It’s a standard instruction if you’re having surgery in the morning: no food and drink after supper the night before. But it’s wrong.
A team of medical students at the University of the Free State found that every patient having elective surgery at the Universitas Hospital Annex in Bloemfontein fasts for too long.
And it’s not just an academic point. “It is associated with problems‚ including increased pre-operative nausea and vomiting‚” they write in the October edition of the South African Medical Journal.
http://www.samj.org.za/index.php/samj/article/view/12070
“Tissue repair is impaired by dehydration‚ and wound healing is improved when correct fluid fasting times are implemented.”
International guidelines say patients should abstain from food for six hours and from liquids for two hours before elective surgery.
But the UFS students‚ who investigated 105 patients‚ found that on average they abstained from foods and liquids for 10 hours. This was partly because of outdated advice from their doctors‚ and partly because they started fasting even earlier than doctors prescribed.

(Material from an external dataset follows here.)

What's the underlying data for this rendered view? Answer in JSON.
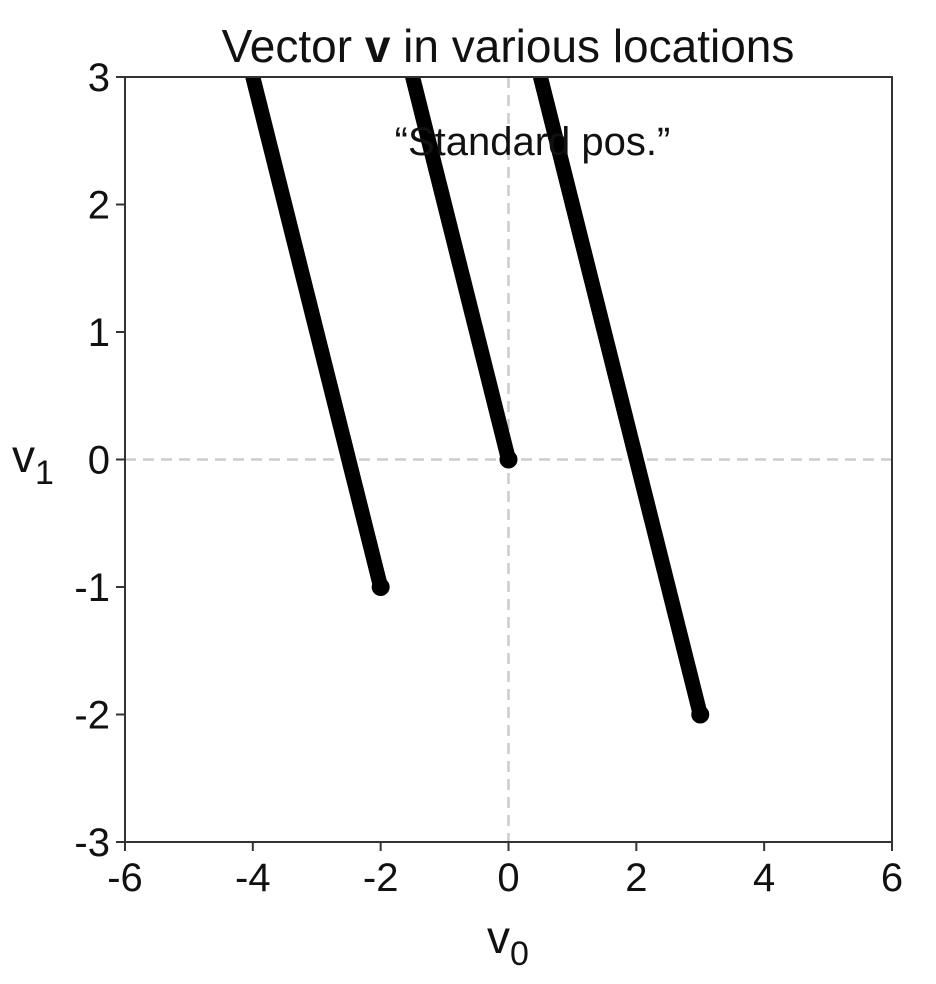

The students‚ supervised by Gillian Lamacraft‚ said the problem was exacerbated by fixed mealtimes at Universitas Hospital. “As a result of this study‚ the hospital will in future supply sandwiches for preoperative patients at 10pm the night before surgery and a carbohydrate-rich clear fluid drink at 5am on the day of surgery‚” they write.
“Such an approach has been proven to have no adverse effect on gastric volume or pH preoperatively compared with water or fasting from midnight. It has the positive effect of decreasing insulin resistance and increasing recovery of patients postoperatively.”